In 2015, the US Food and Drug Administration (FDA) requested public comments about the use of the term “natural” on human food. Hundreds of comments were submitted by food companies and trade associations who urged the FDA to follow “science-based reason” rather than consumer expectations about what the term should mean. They argued the definition should be based on extent of processing, that potential economic impacts should be taken into consideration, that synthetic vitamins should be considered natural because of their health benefits, that products using biotechnology should be allowed to use natural claims because consumer views otherwise were irrational.
The question of what “natural” should mean on food packaging is clearly not one that can be answered scientifically. Yet industry representatives redefined it as one that could only reasonably be determined by scientific expertise and then presented “science-based” definitions that served their interests. That is food scientism at work. Food scientism is a potent form of antipolitics. It reframes political challenges as ignorance and shuts down possibilities for meaningful dialogue about the kind of food system we should have.
What was something surprising or unexpected you found while researching the book?

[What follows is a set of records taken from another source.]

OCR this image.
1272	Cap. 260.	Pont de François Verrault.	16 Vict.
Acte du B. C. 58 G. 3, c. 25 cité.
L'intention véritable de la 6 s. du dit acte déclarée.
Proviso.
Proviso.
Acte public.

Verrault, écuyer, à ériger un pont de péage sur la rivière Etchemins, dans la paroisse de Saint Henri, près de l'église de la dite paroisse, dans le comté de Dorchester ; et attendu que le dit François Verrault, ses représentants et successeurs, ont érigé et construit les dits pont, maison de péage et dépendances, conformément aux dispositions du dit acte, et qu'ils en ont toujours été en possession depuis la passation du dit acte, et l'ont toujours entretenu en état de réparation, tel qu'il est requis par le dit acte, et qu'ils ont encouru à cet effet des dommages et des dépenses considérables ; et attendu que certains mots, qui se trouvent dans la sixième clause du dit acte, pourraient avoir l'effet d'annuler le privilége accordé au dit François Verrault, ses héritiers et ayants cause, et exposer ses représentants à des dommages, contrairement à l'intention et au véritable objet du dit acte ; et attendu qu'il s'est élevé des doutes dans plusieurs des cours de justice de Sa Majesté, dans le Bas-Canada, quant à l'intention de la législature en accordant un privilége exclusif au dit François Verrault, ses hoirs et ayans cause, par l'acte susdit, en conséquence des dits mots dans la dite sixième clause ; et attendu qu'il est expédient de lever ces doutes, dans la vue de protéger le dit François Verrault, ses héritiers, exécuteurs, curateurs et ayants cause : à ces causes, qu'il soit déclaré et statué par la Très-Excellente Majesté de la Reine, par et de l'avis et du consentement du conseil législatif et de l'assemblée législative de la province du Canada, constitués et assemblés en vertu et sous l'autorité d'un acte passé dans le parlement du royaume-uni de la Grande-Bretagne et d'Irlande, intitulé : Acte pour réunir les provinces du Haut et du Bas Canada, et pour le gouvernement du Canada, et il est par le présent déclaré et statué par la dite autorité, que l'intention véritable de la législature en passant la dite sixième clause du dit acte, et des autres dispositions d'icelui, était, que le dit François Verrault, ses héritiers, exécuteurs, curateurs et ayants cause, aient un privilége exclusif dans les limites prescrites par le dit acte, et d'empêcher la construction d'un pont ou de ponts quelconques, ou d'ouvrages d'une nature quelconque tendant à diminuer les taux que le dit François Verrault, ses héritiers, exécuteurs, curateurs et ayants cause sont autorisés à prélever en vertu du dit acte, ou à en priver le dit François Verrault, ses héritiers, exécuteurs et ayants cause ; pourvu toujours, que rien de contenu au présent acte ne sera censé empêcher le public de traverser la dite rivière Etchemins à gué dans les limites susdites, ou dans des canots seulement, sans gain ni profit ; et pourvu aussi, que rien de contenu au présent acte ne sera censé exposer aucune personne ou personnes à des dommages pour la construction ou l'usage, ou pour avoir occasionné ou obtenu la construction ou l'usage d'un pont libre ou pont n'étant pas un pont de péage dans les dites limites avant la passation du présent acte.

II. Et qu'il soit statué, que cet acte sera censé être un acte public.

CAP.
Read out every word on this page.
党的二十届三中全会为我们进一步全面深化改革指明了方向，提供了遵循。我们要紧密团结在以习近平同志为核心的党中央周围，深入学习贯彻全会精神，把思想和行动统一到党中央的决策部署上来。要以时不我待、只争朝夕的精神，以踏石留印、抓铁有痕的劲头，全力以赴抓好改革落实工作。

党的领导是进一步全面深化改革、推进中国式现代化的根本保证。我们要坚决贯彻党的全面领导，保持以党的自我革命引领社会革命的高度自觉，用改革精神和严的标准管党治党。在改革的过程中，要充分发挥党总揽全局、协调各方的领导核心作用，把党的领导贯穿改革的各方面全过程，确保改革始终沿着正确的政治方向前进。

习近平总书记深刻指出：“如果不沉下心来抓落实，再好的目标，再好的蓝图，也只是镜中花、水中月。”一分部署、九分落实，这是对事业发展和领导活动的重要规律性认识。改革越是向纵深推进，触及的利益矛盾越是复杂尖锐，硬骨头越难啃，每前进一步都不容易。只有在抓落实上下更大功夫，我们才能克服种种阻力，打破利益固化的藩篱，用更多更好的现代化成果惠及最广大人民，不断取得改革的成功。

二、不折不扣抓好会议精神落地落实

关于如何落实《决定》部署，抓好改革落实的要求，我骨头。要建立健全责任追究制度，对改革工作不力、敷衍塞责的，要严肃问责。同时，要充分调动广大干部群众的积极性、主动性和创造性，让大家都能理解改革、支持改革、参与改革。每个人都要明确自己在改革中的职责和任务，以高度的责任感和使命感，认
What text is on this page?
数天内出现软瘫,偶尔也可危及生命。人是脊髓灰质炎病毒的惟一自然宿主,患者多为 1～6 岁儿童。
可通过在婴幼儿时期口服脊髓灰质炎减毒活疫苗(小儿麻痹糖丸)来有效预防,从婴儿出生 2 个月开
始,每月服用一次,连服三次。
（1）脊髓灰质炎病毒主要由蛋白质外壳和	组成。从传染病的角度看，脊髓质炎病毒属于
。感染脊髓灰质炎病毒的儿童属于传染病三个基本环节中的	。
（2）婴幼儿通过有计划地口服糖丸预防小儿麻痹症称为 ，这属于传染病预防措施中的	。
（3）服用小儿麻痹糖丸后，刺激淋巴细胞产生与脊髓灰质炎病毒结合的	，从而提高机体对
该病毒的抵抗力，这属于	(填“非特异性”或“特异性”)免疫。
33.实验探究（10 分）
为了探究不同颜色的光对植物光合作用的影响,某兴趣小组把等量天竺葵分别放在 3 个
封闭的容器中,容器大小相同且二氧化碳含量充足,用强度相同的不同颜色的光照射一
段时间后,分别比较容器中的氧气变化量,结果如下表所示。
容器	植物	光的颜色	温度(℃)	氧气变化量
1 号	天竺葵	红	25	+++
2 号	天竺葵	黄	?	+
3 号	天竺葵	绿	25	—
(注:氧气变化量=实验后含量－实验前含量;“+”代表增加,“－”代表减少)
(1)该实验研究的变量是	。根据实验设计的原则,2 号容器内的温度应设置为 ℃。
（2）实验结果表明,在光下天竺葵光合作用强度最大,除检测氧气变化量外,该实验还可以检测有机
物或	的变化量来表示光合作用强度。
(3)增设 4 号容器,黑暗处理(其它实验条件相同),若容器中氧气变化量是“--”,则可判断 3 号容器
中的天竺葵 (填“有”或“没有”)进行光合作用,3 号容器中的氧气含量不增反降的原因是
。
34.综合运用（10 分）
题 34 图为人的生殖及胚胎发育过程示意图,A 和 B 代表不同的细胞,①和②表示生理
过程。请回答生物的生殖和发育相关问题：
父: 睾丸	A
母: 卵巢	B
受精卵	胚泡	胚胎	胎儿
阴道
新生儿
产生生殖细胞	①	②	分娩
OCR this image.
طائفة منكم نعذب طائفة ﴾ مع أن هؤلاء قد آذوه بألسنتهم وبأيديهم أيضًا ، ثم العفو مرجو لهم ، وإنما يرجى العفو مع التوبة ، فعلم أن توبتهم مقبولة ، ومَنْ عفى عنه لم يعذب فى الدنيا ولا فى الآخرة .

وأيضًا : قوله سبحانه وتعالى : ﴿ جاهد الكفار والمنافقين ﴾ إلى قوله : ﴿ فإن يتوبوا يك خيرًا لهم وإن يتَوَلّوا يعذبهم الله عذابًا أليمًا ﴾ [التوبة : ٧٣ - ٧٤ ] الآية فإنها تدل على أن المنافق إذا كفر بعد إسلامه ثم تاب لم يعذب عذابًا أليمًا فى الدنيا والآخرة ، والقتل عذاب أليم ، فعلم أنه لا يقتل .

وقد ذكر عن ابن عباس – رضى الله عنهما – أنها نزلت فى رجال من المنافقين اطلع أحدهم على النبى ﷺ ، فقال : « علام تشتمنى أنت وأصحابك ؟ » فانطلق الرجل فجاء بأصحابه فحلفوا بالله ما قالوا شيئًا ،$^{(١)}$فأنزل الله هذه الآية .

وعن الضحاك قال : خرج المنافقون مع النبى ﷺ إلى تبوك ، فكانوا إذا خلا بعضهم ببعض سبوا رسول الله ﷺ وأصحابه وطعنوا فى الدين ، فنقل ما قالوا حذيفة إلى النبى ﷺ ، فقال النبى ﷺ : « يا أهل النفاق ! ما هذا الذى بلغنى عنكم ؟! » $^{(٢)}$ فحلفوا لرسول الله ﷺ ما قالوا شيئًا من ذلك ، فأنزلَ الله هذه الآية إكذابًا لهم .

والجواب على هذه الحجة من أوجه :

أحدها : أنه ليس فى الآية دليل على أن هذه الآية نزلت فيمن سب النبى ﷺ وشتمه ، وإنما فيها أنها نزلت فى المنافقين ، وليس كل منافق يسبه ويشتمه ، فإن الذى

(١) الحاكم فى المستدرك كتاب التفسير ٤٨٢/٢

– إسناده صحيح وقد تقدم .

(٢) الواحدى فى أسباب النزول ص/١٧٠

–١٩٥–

I was very intrigued by the product development side of this story. I read hundreds of articles in the food industry press about how companies could adapt to the changing consumer demands for less processed food. Making processed food “natural” is a highly technological process, and hundreds of new ingredients have been designed to help manufacturers reformulate products so that ingredient lists appear simpler, shorter, and somehow closer to nature. Ingredients suppliers touted “label friendly” colors, preservatives, sweeteners, starches, thickeners, gums, dough conditioners, and more. For example, both Ingredion and Tate & Lyle developed lines of “functional clean label starches” that allowed manufacturers to remove “modified food starch” from the label and substitute it with ingredients that could instead be called “corn starch” or “rice starch.”
What is one key message you hope readers will take from the book?
How experts communicate with the public about science and technology in the food system really matters. It reflects expert views of the public and the ideal relationship between science and society. This is a deeply political issue and one that is far too often overlooked.